Lightweight Multimodal Emotion Recognition with Cross-Attention Fusion for In-Vehicle Edge Deployment
Hauptsächlicher Artikelinhalt
Abstract
To address the contradiction between limited computational resources and high real-time requirements in in-vehicle environments, this paper proposes a lightweight multimodal emotion recognition method optimized for CPU deployment, fusing speech and facial expressions. The speech branch uses a three-layer convolutional network to extract log-Mel spectrogram features, and introduces a multi-scale global average pooling to enhance the global representation. The facial branch uses a pre-trained MobileNetV3-Small to extract spatial features. A lightweight bidirectional cross-attention module, Cross-Attention Fusion, is designed to project speech (128-D) and facial (576-D) features into a common 256-D space for interactive fusion, followed by a two-layer fully connected classifier for six emotion categories.
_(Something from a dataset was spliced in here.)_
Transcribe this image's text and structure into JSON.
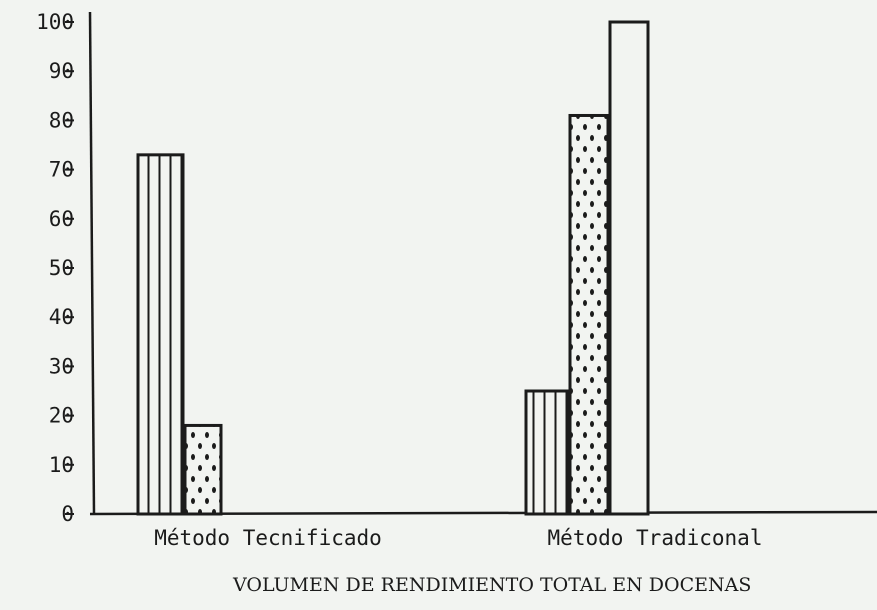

On the RAVDESS dataset, the model achieves 90.57% accuracy with only 1.85M parameters, 0.107G FLOPs, and 15.39ms inference time on CPU. After INT8 quantization, accuracy reaches 89.62%, inference time reduces to 10.33ms, and model size compresses to 5.47MB. Experiments show that our method achieves high accuracy while being lightweight, low-latency, and CPU-friendly, making it suitable for in-vehicle edge deployment.